Question écrite n° 11637 de M. Jean Louis Masson (Moselle - NI)

publiée dans le JO Sénat du 18/07/2019 - page 3810

M. Jean Louis Masson attire l'attention de M. le ministre de l'intérieur sur le cas d'un garagiste, qui par ailleurs revend des voitures d'occasion, et qui stationne en permanence de nombreux véhicules sur la voie publique. Ceux-ci restent ainsi immobilisés plusieurs jours et parfois plusieurs semaines. Il en résulte une gêne pour les autres riverains dans la mesure où l'intéressé monopolise les emplacements prévus pour le stationnement. Face à cette situation, il lui demande quels sont les pouvoirs réglementaires dont dispose le maire afin de remédier à ce stationnement abusif.

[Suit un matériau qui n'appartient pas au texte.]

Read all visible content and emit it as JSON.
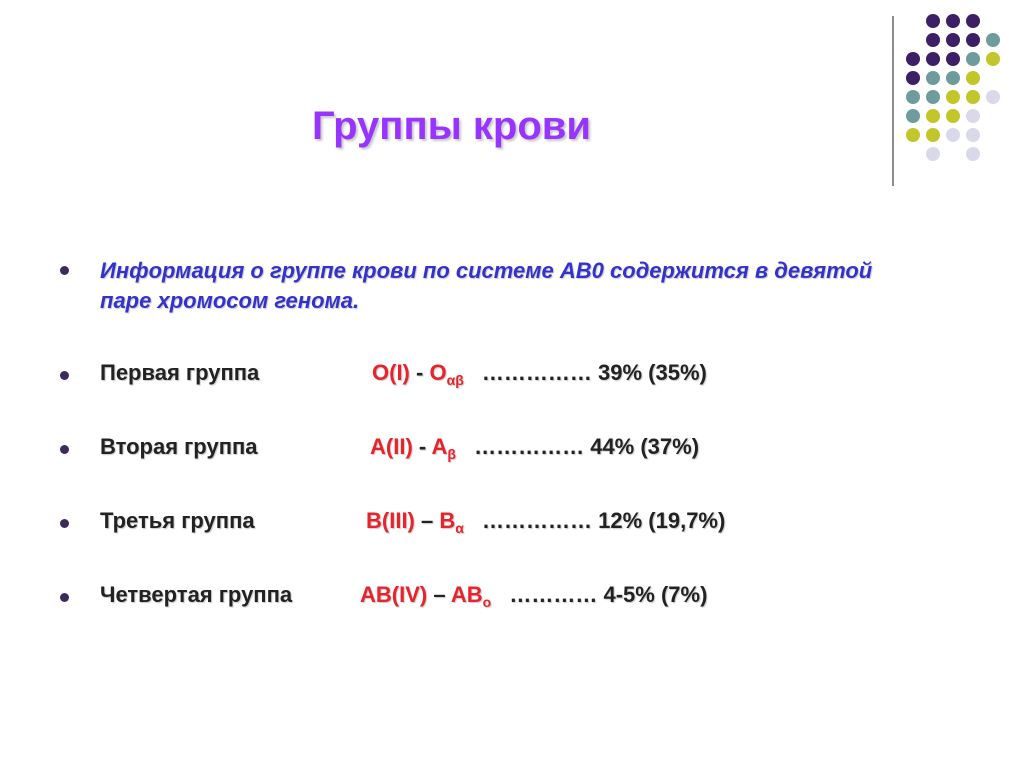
{
  "slide": {
    "title": "Группы крови",
    "intro": "Информация о группе крови по системе АВ0 содержится в девятой паре хромосом генома.",
    "rows": [
      {
        "label": "Первая группа",
        "code": "O(I)",
        "sep": "-",
        "antigen": "O",
        "sub": "αβ",
        "dots": "……………",
        "percent": "39% (35%)"
      },
      {
        "label": "Вторая группа",
        "code": "A(II)",
        "sep": "-",
        "antigen": "A",
        "sub": "β",
        "dots": "……………",
        "percent": "44% (37%)"
      },
      {
        "label": "Третья группа",
        "code": "B(III)",
        "sep": "–",
        "antigen": "B",
        "sub": "α",
        "dots": "……………",
        "percent": "12% (19,7%)"
      },
      {
        "label": "Четвертая группа",
        "code": "AB(IV)",
        "sep": "–",
        "antigen": "AB",
        "sub": "o",
        "dots": "…………",
        "percent": "4-5% (7%)"
      }
    ]
  },
  "colors": {
    "title": "#9933ff",
    "intro": "#3333cc",
    "highlight": "#e8232b",
    "dot_purple": "#3d1f66",
    "dot_teal": "#6e9c9c",
    "dot_lime": "#c2c62a",
    "dot_light": "#d9d9ea"
  }
}
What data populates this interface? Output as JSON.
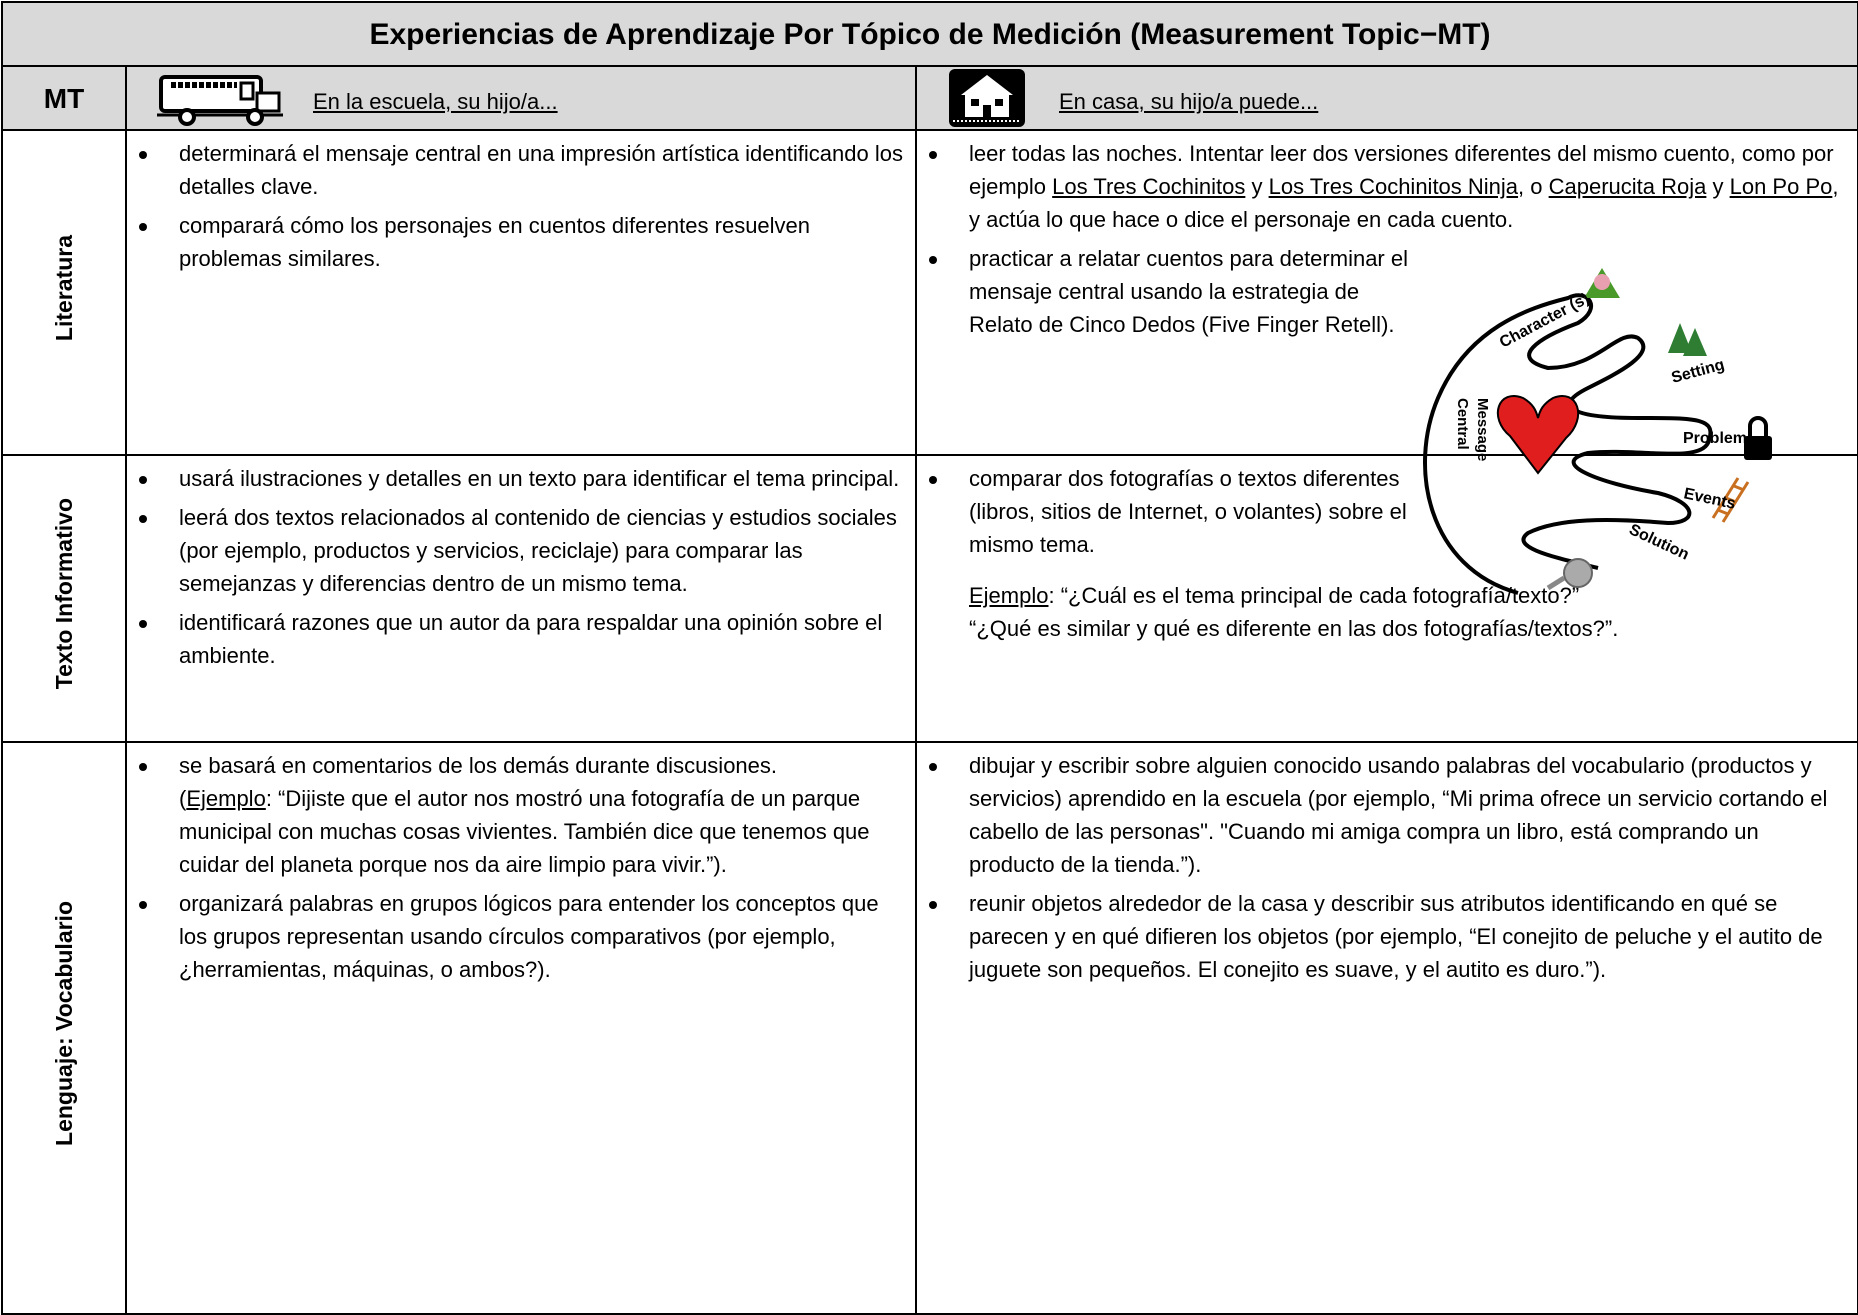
{
  "header": {
    "title": "Experiencias de Aprendizaje Por Tópico de Medición (Measurement Topic−MT)",
    "mt": "MT",
    "school": "En la escuela, su hijo/a...",
    "home": "En casa, su hijo/a puede..."
  },
  "rows": [
    {
      "topic": "Literatura",
      "school": [
        [
          [
            "determinará el mensaje central en una impresión artística identificando los detalles clave."
          ]
        ],
        [
          [
            "comparará cómo los personajes en cuentos diferentes resuelven problemas similares."
          ]
        ]
      ],
      "home": [
        [
          [
            "leer todas las noches.  Intentar leer dos versiones diferentes del mismo cuento, como por ejemplo ",
            {
              "u": "Los Tres Cochinitos"
            },
            " y ",
            {
              "u": "Los Tres Cochinitos Ninja"
            },
            ", o ",
            {
              "u": "Caperucita Roja"
            },
            " y ",
            {
              "u": "Lon Po Po"
            },
            ", y actúa lo que hace o dice el personaje en cada cuento."
          ]
        ],
        [
          [
            "practicar a relatar cuentos para determinar el mensaje central usando la estrategia de Relato de Cinco Dedos (Five Finger Retell)."
          ]
        ]
      ]
    },
    {
      "topic": "Texto Informativo",
      "school": [
        [
          [
            "usará ilustraciones y detalles en un texto para identificar el tema principal."
          ]
        ],
        [
          [
            "leerá dos textos relacionados al contenido de ciencias y estudios sociales (por ejemplo, productos y servicios, reciclaje) para comparar las semejanzas y diferencias dentro de un mismo tema."
          ]
        ],
        [
          [
            "identificará razones que un autor da para respaldar una opinión sobre el ambiente."
          ]
        ]
      ],
      "home": [
        [
          [
            "comparar dos fotografías o textos diferentes (libros, sitios de Internet, o volantes) sobre el mismo tema."
          ]
        ]
      ],
      "note": [
        [
          {
            "u": "Ejemplo"
          },
          ": “¿Cuál es el tema principal de cada fotografía/texto?”"
        ],
        [
          "“¿Qué es similar y qué es diferente en las dos fotografías/textos?”."
        ]
      ]
    },
    {
      "topic": "Lenguaje: Vocabulario",
      "school": [
        [
          [
            "se basará en comentarios de los demás durante discusiones."
          ],
          [
            "(",
            {
              "u": "Ejemplo"
            },
            ": “Dijiste que el autor nos mostró una fotografía de un parque municipal con muchas cosas vivientes.  También dice que tenemos que cuidar del planeta porque nos da aire limpio para vivir.”)."
          ]
        ],
        [
          [
            "organizará palabras en grupos lógicos para entender los conceptos que los grupos representan usando círculos comparativos (por ejemplo, ¿herramientas, máquinas, o ambos?)."
          ]
        ]
      ],
      "home": [
        [
          [
            "dibujar y escribir sobre alguien conocido usando palabras del vocabulario (productos y servicios) aprendido en la escuela (por ejemplo, “Mi prima ofrece un servicio cortando el cabello de las personas\". \"Cuando mi amiga compra un libro, está comprando un producto de la tienda.”)."
          ]
        ],
        [
          [
            "reunir objetos alrededor de la casa y describir sus atributos identificando en qué se parecen y en qué difieren los objetos (por ejemplo, “El conejito de peluche y el autito de juguete son pequeños. El conejito es suave, y el autito es duro.”)."
          ]
        ]
      ]
    }
  ],
  "diagram": {
    "labels": [
      "Character (s)",
      "Setting",
      "Problem",
      "Events",
      "Solution"
    ],
    "center": [
      "Central",
      "Message"
    ]
  }
}
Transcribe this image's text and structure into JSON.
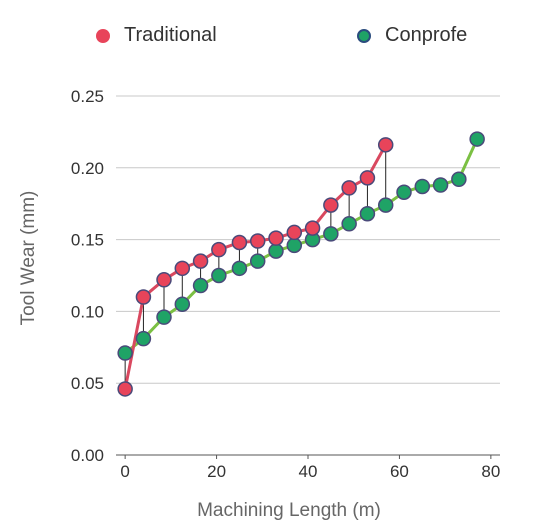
{
  "chart_data": {
    "type": "line",
    "xlabel": "Machining Length (m)",
    "ylabel": "Tool Wear (mm)",
    "xlim": [
      -2,
      82
    ],
    "ylim": [
      0,
      0.25
    ],
    "xticks": [
      0,
      20,
      40,
      60,
      80
    ],
    "yticks": [
      0.0,
      0.05,
      0.1,
      0.15,
      0.2,
      0.25
    ],
    "xtick_labels": [
      "0",
      "20",
      "40",
      "60",
      "80"
    ],
    "ytick_labels": [
      "0.00",
      "0.05",
      "0.10",
      "0.15",
      "0.20",
      "0.25"
    ],
    "grid": "horizontal",
    "legend_position": "top",
    "series": [
      {
        "name": "Traditional",
        "line_color": "#d9485f",
        "marker_color": "#e8445a",
        "x": [
          0,
          4,
          8.5,
          12.5,
          16.5,
          20.5,
          25,
          29,
          33,
          37,
          41,
          45,
          49,
          53,
          57
        ],
        "y": [
          0.046,
          0.11,
          0.122,
          0.13,
          0.135,
          0.143,
          0.148,
          0.149,
          0.151,
          0.155,
          0.158,
          0.174,
          0.186,
          0.193,
          0.216
        ]
      },
      {
        "name": "Conprofe",
        "line_color": "#7bc043",
        "marker_color": "#1fa366",
        "x": [
          0,
          4,
          8.5,
          12.5,
          16.5,
          20.5,
          25,
          29,
          33,
          37,
          41,
          45,
          49,
          53,
          57,
          61,
          65,
          69,
          73,
          77
        ],
        "y": [
          0.071,
          0.081,
          0.096,
          0.105,
          0.118,
          0.125,
          0.13,
          0.135,
          0.142,
          0.146,
          0.15,
          0.154,
          0.161,
          0.168,
          0.174,
          0.183,
          0.187,
          0.188,
          0.192,
          0.22
        ]
      }
    ]
  }
}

Réponse du Ministère de l'intérieur

publiée dans le JO Sénat du 05/03/2020 - page 1161

Les dispositions générales relatives au stationnement des véhicules en agglomération sont définies aux articles R. 417-1 à R. 417-13 du code de la route. L'article R. 417-12 du code de la route prévoit notamment qu'est considéré comme abusif le stationnement ininterrompu d'un véhicule en un même point de la voie publique ou de ses dépendances, pendant une durée excédant sept jours, ou pendant une durée inférieure mais excédant celle qui est fixée par arrêté de l'autorité investie du pouvoir de police. Le code de la route permet ainsi à l'autorité municipale de prévoir un délai, inférieur à sept jours, au-delà duquel le stationnement des véhicules devient ininterrompu. Le non-respect de ces règles relève de la contravention de la deuxième classe et le véhicule peut être immobilisé ou mis en fourrière, en cas d'absence du conducteur ou du titulaire du certificat d'immatriculation ou refus de celui-ci de faire cesser le stationnement abusif.